El 2009 nos dejó una horrible resaca de acontecimientos que fueron más allá de los chismes o las comentadísimas muertes de celebridades: la violencia se vino a más, los empleos a menos; un obeso miserable hizo su desmadre en Hacienda y luego lo "premiaron" con un puesto más cómodo para él.
Ahora comienza el 2010 con precios más elevados y sueldos más bajos, gracias a la retención de nuevos impuestos, pero eso sí, también se nos vende el espectáculo del año del "Bicentenario" y las fiestas que lo acompañan.
La clase política ha tomado el discurso de que hace 200 años los mexicanos nos liberamos de la opresión, y que hace 100 tomamos un camino digno como nación, en el que afirmamos nuestra identidad.
Hoy nos encontramos en una etapa poco distinta a la de uno o dos siglos atrás: nuevamente los hombres en el poder doblegan al pueblo con discursos y promesas llenas de falsedad, pero ahora se sirven de la tecnología para aletargarnos.
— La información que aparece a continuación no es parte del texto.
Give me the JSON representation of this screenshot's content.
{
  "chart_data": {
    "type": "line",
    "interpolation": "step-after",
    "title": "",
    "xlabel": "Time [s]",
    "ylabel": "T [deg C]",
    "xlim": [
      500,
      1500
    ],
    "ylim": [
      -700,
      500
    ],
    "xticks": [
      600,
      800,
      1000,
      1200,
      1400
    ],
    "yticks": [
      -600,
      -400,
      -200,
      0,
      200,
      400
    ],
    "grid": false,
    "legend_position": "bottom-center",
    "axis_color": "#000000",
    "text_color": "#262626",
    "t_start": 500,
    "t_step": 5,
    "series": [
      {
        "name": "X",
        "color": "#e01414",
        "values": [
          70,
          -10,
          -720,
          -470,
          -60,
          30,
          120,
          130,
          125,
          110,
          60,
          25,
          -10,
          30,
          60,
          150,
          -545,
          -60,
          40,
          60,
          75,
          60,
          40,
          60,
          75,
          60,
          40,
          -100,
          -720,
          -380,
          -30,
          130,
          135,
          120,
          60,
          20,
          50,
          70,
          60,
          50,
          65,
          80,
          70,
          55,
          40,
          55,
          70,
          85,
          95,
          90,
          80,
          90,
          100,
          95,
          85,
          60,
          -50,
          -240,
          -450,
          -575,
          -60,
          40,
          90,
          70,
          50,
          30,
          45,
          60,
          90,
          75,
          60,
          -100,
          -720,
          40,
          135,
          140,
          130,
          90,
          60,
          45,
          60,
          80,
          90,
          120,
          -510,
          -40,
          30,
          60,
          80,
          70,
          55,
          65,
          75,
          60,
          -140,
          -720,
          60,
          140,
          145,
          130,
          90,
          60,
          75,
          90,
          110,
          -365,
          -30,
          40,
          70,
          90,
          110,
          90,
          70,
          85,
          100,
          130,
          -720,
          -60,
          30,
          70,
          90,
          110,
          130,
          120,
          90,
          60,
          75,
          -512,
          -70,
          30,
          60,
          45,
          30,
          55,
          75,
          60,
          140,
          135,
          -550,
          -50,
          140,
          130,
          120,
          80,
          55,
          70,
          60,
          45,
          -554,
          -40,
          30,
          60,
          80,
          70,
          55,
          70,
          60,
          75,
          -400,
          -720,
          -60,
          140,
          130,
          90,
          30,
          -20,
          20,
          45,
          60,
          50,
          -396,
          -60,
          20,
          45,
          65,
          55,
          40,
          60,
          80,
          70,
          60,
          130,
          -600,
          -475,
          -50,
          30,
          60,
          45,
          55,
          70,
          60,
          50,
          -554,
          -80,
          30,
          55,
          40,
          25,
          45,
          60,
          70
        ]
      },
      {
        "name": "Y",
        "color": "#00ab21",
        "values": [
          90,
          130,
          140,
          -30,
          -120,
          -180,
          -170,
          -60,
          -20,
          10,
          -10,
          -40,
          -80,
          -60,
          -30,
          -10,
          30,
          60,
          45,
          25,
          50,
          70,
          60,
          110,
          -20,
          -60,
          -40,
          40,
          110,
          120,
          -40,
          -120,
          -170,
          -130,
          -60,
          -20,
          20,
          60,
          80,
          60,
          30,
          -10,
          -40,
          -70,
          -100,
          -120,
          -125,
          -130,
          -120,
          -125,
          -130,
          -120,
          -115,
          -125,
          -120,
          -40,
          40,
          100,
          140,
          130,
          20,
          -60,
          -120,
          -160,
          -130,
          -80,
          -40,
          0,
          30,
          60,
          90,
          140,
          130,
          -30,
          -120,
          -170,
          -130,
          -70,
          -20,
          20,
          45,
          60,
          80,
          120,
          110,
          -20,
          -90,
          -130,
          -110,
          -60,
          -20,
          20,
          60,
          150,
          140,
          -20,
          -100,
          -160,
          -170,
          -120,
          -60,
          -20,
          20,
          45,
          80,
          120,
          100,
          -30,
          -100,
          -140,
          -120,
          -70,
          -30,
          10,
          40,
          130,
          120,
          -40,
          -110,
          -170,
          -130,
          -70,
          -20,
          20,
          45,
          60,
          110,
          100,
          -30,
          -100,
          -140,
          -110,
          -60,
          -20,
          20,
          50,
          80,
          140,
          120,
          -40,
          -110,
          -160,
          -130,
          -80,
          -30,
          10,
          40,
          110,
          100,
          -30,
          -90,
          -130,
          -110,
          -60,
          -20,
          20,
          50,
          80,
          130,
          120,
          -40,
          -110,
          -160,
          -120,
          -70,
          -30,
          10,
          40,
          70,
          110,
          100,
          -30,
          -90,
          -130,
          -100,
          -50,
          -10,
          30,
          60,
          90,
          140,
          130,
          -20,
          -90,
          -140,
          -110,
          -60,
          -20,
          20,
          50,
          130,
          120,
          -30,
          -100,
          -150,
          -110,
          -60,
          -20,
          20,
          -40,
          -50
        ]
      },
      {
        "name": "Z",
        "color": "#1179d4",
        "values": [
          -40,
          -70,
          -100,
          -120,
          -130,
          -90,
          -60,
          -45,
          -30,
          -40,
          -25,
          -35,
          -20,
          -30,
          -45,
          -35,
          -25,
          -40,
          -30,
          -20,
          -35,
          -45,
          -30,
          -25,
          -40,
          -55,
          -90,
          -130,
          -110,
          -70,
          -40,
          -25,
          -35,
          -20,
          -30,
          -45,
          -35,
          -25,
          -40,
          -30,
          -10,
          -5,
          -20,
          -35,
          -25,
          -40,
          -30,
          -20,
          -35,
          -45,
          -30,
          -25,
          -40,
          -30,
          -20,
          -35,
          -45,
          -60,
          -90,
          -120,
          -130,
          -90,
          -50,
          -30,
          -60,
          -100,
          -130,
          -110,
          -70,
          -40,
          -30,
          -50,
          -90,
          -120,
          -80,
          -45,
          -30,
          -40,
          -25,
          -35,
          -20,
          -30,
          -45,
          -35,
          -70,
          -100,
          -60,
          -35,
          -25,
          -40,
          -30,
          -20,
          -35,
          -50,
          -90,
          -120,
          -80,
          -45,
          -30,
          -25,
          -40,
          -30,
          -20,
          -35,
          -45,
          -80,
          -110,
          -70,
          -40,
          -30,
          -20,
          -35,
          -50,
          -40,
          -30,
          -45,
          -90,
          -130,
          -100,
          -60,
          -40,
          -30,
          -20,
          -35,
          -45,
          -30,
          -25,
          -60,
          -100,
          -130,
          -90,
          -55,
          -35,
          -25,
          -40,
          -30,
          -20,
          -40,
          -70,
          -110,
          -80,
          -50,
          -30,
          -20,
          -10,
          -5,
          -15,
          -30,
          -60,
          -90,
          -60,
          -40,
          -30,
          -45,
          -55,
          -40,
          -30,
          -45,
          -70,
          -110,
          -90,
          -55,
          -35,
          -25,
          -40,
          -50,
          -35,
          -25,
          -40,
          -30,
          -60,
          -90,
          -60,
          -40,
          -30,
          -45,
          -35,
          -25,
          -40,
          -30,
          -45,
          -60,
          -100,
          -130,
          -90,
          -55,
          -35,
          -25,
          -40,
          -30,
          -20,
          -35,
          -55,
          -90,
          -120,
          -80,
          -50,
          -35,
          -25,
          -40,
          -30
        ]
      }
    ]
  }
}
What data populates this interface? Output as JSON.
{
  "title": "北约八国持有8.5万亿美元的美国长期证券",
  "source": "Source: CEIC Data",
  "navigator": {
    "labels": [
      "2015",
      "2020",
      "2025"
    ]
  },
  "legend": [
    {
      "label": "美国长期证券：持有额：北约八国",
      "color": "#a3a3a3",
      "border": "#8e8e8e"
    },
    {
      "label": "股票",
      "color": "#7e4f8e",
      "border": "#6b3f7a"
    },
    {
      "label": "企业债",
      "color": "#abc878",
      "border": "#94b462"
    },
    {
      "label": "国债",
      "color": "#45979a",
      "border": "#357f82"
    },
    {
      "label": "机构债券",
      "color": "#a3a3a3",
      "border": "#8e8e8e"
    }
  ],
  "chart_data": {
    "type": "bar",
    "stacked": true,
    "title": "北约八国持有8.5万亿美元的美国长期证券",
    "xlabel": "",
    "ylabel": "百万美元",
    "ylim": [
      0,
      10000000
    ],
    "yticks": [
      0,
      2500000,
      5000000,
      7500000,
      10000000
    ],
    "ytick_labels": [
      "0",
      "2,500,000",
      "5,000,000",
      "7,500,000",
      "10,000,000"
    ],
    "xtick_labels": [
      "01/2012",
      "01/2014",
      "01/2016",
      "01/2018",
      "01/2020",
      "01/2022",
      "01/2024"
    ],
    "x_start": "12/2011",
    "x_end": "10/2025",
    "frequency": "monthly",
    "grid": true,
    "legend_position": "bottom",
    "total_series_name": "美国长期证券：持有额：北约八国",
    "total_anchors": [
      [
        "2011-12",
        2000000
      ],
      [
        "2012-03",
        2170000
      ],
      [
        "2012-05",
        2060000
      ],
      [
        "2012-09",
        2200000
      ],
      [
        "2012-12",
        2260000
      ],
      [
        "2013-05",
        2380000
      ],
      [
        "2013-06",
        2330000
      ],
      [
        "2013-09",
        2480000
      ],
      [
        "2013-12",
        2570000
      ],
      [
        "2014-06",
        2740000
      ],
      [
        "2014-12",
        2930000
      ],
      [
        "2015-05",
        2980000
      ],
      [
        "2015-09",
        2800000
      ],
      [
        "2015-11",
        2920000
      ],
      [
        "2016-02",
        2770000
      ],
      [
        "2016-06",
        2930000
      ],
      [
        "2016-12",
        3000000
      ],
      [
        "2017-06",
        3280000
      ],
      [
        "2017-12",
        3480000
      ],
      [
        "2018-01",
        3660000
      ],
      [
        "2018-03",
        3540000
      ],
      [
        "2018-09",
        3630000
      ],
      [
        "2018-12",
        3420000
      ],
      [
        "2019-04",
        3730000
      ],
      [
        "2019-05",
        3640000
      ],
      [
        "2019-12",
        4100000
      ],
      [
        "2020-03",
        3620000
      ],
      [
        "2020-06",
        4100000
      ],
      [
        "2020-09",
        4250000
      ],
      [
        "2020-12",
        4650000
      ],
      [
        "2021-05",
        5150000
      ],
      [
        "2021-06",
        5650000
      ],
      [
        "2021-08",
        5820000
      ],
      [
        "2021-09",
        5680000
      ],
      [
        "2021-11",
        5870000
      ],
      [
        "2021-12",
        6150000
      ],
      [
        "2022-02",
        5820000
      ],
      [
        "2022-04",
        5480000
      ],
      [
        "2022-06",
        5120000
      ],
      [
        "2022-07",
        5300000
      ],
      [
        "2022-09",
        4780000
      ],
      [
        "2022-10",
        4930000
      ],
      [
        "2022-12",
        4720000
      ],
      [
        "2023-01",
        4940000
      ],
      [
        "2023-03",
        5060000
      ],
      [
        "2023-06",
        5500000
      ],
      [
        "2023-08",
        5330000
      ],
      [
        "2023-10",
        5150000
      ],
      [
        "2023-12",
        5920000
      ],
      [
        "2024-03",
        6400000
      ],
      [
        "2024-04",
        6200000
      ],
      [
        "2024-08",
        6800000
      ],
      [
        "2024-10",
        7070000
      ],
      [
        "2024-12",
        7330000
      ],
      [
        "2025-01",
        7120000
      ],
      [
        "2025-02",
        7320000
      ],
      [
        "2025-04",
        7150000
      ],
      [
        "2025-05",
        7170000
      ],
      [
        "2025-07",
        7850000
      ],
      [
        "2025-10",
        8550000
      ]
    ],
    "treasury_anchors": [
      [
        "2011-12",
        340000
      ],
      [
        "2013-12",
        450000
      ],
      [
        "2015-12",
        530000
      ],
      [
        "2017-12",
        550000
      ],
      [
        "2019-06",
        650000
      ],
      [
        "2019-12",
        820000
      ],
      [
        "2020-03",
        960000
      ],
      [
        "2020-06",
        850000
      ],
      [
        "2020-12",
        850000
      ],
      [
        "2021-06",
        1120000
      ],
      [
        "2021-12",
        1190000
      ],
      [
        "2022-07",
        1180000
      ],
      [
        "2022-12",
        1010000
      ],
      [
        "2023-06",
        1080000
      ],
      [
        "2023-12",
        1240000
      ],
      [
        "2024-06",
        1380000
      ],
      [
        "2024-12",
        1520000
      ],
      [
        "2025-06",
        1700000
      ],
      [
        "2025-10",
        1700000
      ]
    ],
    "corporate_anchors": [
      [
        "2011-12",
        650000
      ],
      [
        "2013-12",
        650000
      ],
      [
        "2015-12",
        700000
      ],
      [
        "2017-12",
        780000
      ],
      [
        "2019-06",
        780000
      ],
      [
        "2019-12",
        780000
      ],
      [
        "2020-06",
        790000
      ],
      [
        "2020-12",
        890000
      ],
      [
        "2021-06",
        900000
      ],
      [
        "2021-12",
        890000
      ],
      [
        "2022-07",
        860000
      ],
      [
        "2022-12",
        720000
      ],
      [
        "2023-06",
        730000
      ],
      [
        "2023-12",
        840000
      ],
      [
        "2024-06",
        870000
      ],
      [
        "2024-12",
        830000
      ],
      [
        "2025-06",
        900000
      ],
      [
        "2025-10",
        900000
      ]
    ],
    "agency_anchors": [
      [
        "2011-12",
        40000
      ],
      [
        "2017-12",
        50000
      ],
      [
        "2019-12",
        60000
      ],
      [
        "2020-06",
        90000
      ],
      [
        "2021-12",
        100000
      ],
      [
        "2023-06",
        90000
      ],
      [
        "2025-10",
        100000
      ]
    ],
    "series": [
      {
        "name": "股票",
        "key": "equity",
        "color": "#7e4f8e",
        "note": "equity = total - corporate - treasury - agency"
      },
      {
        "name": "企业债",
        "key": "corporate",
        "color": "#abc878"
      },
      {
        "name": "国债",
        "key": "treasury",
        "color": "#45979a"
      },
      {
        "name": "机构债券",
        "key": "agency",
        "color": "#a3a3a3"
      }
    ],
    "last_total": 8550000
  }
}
Sin ser pesimista me atrevo a decir que el 2010 pinta para ser un año terrible, pero cargado de esperanza, pues significa la oportunidad idónea para celebrar esos centenarios de la manera que se debiera: es un buen momento para que los ciudadanos tomemos el control del país, que exijamos a nuestros gobernantes resultados óptimos y no promesas hipócritas y estadísticas ficticias.
Viene siendo hora de despertar del sopor y la indiferencia que han caracterizado a nuestra sociedad a lo largo de varias décadas. Es tiempo de tomar las riendas de nuestro destino y exigir a las autoridades que terminen con la ola de violencia y pobreza en la que nos tienen sumergidos.
Basta de pensar individualmente y de querer escalar al éxito por medio de la espalda de los otros. Es momento de pensarnos como sociedad que crecerá en la medida en que nos preocupemos por lo que pasa más allá de las cuatro paredes de nuestras casas. Miremos que no sólo estamos acabando con el medio ambiente (otra circunstancia en la que debemos recapacitar), sino también con nosotros mismos.
Quiero hacerles llegar mis mejores deseos para este 2010, espero que les sea un año de salud, bienestar y reflexión; levantémonos e impidamos que el país termine de hundirse en la mierda que parece llegarle hasta el cuello.